Firstly, we could search for more accurate models by widening the search to look at other equally precise models. It is sensible to try the easier models first, but if we exhaust all the models at our current level of complexity we will be forced to try more complex ones. In this case we are effectively discounting the case that the unexplained elements of the data are unpredictable and treating noise as what is merely currently unexplained due to its complexity. This is a view taken in the light of many chaotic processes which can produce data indistinguishable from purely random data.

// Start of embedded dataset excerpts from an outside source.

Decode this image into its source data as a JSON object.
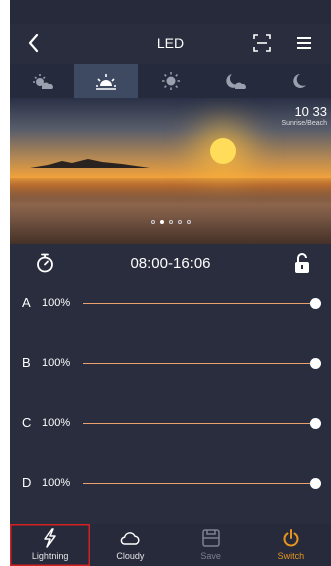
{
  "header": {
    "title": "LED"
  },
  "modes": [
    {
      "id": "mode-sunrise",
      "icon": "sunrise-cloudy-icon"
    },
    {
      "id": "mode-sun-up",
      "icon": "sunrise-icon",
      "active": true
    },
    {
      "id": "mode-noon",
      "icon": "sun-icon"
    },
    {
      "id": "mode-dusk",
      "icon": "moon-cloud-icon"
    },
    {
      "id": "mode-night",
      "icon": "moon-icon"
    }
  ],
  "scene": {
    "time": "10 33",
    "subtext": "Sunrise/Beach",
    "page_count": 5,
    "current_page": 2
  },
  "schedule": {
    "range": "08:00-16:06"
  },
  "channels": [
    {
      "letter": "A",
      "percent": "100%",
      "level": 1.0
    },
    {
      "letter": "B",
      "percent": "100%",
      "level": 1.0
    },
    {
      "letter": "C",
      "percent": "100%",
      "level": 1.0
    },
    {
      "letter": "D",
      "percent": "100%",
      "level": 1.0
    }
  ],
  "tabs": [
    {
      "label": "Lightning",
      "icon": "lightning-icon"
    },
    {
      "label": "Cloudy",
      "icon": "cloud-icon"
    },
    {
      "label": "Save",
      "icon": "save-icon"
    },
    {
      "label": "Switch",
      "icon": "power-icon"
    }
  ],
  "colors": {
    "background": "#292d3e",
    "accent": "#e9a06a",
    "power": "#e8951e",
    "selection": "#d32020"
  }
}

Secondly, we could decide to look for models that were less specific. This might allow us to find a model that was not significantly more complex but had a lower level of predictive error. Here we are essentially filtering out some of the data, attributing it to some irrelevant source. This might correspond to a situation where you know that there is an essentially random source of noise that has been imposed upon the data. This is the traditional approach, used in a wide range of fields from electronics to economics.
Thirdly, and most radically, we could seek to change our language of modelling to one that we felt was more appropriate to the data. Here we have noise as the literally indescribable. for example, sometimes a neural network (NN) is set up so that extreme fluctuations in the data are not exactly capturable by the range of functions the NN can output. In this way the NN is forced to approximate the training data and overfitting is avoided.
Thus randomness may be a sufficient characterisation of noise but it is not a necessary one.